Fixing embedding dimensional collapse
In order to fix the collapse problem, the authors introduce the multi-embedding paradigm: instead of having just a single embedding table per feature, we have N of them, along with N interaction modules, one for each embedding table, as shown on the right side of the following illustration:
The hypothesis behind this approach is that all of these embedding tables will collapse differently, hence preserving overall more information compared to having just a single embedding table. And indeed, the authors show better scaling properties of multi-embedding models compared to their single-embedding counterparts. Here, for example, are the test AUC results on Criteo for xDeepFM and DCNv2, as a function of the scale-up factor:
It is interesting to see that even without multi-embeddings DCNv2 already scales much better than xDeepFM. The exact reasons for this discrepancy are not clear but I would suspect an important contributor to DCNv2’s favorable intrinsic scaling properties are its low-rank factorization algorithm as well as its information gating layers to reduce cross noise. (I covered these in detail in a previous issue.)
Ultimately, the authors show that switching from single-embedding to multi-embedding brings larger scale-up gains in an xDeepFM model (around 8bps) compared to a DCNv2 model (around 4bps).
Coda: is it worth it?
Is a 4bps Test AUC gain (assuming we use DCNv2) worth scaling up the model by 10x, hence resulting in 10x more memory required for training and serving the model?
The answer, at least for Tencent, appears to be a clear Yes. In the authors’ words:
After the online A/B testing in January 2023, the multi-embedding paradigm has been successfully deployed in Tencent’s Online Advertising Platform, one of the largest advertisement recommendation systems. Upgrading the click prediction model from the single-embedding paradigm to our proposed multi-embedding paradigm in WeChat Moments leads to a 3.9% GMV (Gross Merchandise Value) lift, which brings hundreds of millions of dollars in revenue lift per year.

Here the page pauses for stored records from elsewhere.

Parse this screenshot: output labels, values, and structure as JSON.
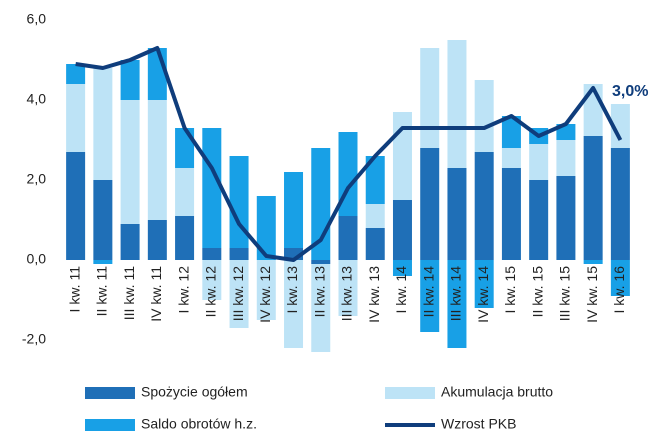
{
  "chart_data": {
    "type": "bar",
    "stacked": true,
    "categories": [
      "I kw. 11",
      "II kw. 11",
      "III kw. 11",
      "IV kw. 11",
      "I kw. 12",
      "II kw. 12",
      "III kw. 12",
      "IV kw. 12",
      "I kw. 13",
      "II kw. 13",
      "III kw. 13",
      "IV kw. 13",
      "I kw. 14",
      "II kw. 14",
      "III kw. 14",
      "IV kw. 14",
      "I kw. 15",
      "II kw. 15",
      "III kw. 15",
      "IV kw. 15",
      "I kw. 16"
    ],
    "series": [
      {
        "name": "Spożycie ogółem",
        "color": "#1f6fb7",
        "values": [
          2.7,
          2.0,
          0.9,
          1.0,
          1.1,
          0.3,
          0.3,
          0.0,
          0.3,
          -0.1,
          1.1,
          0.8,
          1.5,
          2.8,
          2.3,
          2.7,
          2.3,
          2.0,
          2.1,
          3.1,
          2.8
        ]
      },
      {
        "name": "Akumulacja brutto",
        "color": "#bde3f6",
        "values": [
          1.7,
          2.8,
          3.1,
          3.0,
          1.2,
          -1.0,
          -1.7,
          -1.5,
          -2.2,
          -2.2,
          -1.4,
          0.6,
          2.2,
          2.5,
          3.2,
          1.8,
          0.5,
          0.9,
          0.9,
          1.3,
          1.1
        ]
      },
      {
        "name": "Saldo obrotów h.z.",
        "color": "#18a0e6",
        "values": [
          0.5,
          -0.1,
          1.0,
          1.3,
          1.0,
          3.0,
          2.3,
          1.6,
          1.9,
          2.8,
          2.1,
          1.2,
          -0.4,
          -1.8,
          -2.2,
          -1.2,
          0.8,
          0.4,
          0.4,
          -0.1,
          -0.9
        ]
      },
      {
        "name": "Wzrost PKB",
        "type": "line",
        "color": "#0f3d7c",
        "values": [
          4.9,
          4.8,
          5.0,
          5.3,
          3.3,
          2.3,
          0.9,
          0.1,
          0.0,
          0.5,
          1.8,
          2.6,
          3.3,
          3.3,
          3.3,
          3.3,
          3.6,
          3.1,
          3.4,
          4.3,
          3.0
        ]
      }
    ],
    "ylim": [
      -2,
      6
    ],
    "yticks": [
      {
        "value": -2,
        "label": "-2,0"
      },
      {
        "value": 0,
        "label": "0,0"
      },
      {
        "value": 2,
        "label": "2,0"
      },
      {
        "value": 4,
        "label": "4,0"
      },
      {
        "value": 6,
        "label": "6,0"
      }
    ],
    "grid": false,
    "annotations": [
      {
        "text": "3,0%"
      }
    ],
    "legend": "bottom"
  }
}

Multi-embedding is an interesting new direction in recommender systems but it also feels rather “brute-force”. After all, as we know other domains such as contrastive learning or Mixture of Experts modeling, auxiliary losses are an alternative (and cheaper!) way to nudge a model to fully utilize the embedding space. It will be interesting to see if one could beat the multi-embedding paradigm with a few cleverly designed auxiliary loss functions instead.